Epidemiological and laboratory investigation of the outbreak.
The NICU of the 1,470-bed teaching hospital of the University “Federico II,” Naples, Italy.
The outbreak involved 56 cases of colonization by S marcescens over a 15-month period, with two epidemic peaks of 6 and 3 months, respectively. Fourteen (25%) of the 56 colonized infants developed clinical infections, 50% of which were major (sepsis, meningitis, or pneumonia).

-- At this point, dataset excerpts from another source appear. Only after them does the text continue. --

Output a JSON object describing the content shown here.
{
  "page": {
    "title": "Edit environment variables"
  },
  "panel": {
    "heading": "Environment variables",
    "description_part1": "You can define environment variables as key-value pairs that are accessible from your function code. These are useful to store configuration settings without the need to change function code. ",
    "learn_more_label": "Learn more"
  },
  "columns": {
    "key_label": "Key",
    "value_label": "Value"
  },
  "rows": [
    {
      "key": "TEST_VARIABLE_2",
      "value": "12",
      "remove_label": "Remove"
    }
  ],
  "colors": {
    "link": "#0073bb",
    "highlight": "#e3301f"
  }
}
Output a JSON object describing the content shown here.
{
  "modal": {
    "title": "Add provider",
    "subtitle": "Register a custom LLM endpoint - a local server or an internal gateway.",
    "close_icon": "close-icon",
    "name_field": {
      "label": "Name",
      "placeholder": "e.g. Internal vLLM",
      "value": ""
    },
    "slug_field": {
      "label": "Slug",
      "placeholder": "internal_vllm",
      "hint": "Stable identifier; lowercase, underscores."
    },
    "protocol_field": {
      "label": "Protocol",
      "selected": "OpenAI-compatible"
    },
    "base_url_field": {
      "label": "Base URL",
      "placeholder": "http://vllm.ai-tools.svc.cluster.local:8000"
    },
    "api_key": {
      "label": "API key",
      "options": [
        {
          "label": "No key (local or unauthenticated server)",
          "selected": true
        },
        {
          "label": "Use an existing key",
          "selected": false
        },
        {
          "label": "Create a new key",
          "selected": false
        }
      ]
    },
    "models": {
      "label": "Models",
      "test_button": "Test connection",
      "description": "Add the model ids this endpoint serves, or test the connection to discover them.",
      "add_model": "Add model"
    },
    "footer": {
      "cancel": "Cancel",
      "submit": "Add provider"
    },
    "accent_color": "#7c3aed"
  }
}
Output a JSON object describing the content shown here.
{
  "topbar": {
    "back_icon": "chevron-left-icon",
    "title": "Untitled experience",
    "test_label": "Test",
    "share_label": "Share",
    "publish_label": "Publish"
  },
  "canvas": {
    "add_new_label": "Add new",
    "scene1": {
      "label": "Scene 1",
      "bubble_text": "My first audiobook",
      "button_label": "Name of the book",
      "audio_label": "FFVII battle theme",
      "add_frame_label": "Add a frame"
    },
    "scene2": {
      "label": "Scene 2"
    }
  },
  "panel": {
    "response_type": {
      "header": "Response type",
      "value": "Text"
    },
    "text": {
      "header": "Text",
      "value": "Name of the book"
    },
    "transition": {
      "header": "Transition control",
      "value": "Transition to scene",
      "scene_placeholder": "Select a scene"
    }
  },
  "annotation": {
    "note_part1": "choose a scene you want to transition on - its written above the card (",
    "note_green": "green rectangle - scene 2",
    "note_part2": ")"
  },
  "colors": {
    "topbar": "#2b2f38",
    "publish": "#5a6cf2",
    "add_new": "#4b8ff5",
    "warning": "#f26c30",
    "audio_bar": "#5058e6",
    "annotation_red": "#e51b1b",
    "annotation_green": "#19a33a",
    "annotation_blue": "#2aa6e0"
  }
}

Epidemiological and microbiological investigations, analysis of macrorestriction pattern of genomic DNA through pulsed-field gel electrophoresis (PFGE) of clinical and environmental isolates, and institution of infection control measures.
Analysis of macrorestriction patterns of genomic DNA by PFGE demonstrated that the vast majority of S marcescens isolates, including three environmental strains isolated from two handwashing disinfectants and the hands of a nurse, were of the same clonal type. The successful control of the outbreak was achieved through cohorting of noncolonized infants, isolation of S marcescens-infected and -colonized infants, and an intense educational program that emphasized the need for adherence to glove use and handwashing policies. The NICU remained open to new admissions.
Outbreaks caused by S marcescens are very difficult to eradicate. An infection control program that includes molecular typing of microorganisms and the proper dissemination among staff members of the typing results is likely to be very effective in reducing NICU-acquired infections and in controlling outbreaks caused by S marcescens, as well as other multiresistant bacteria.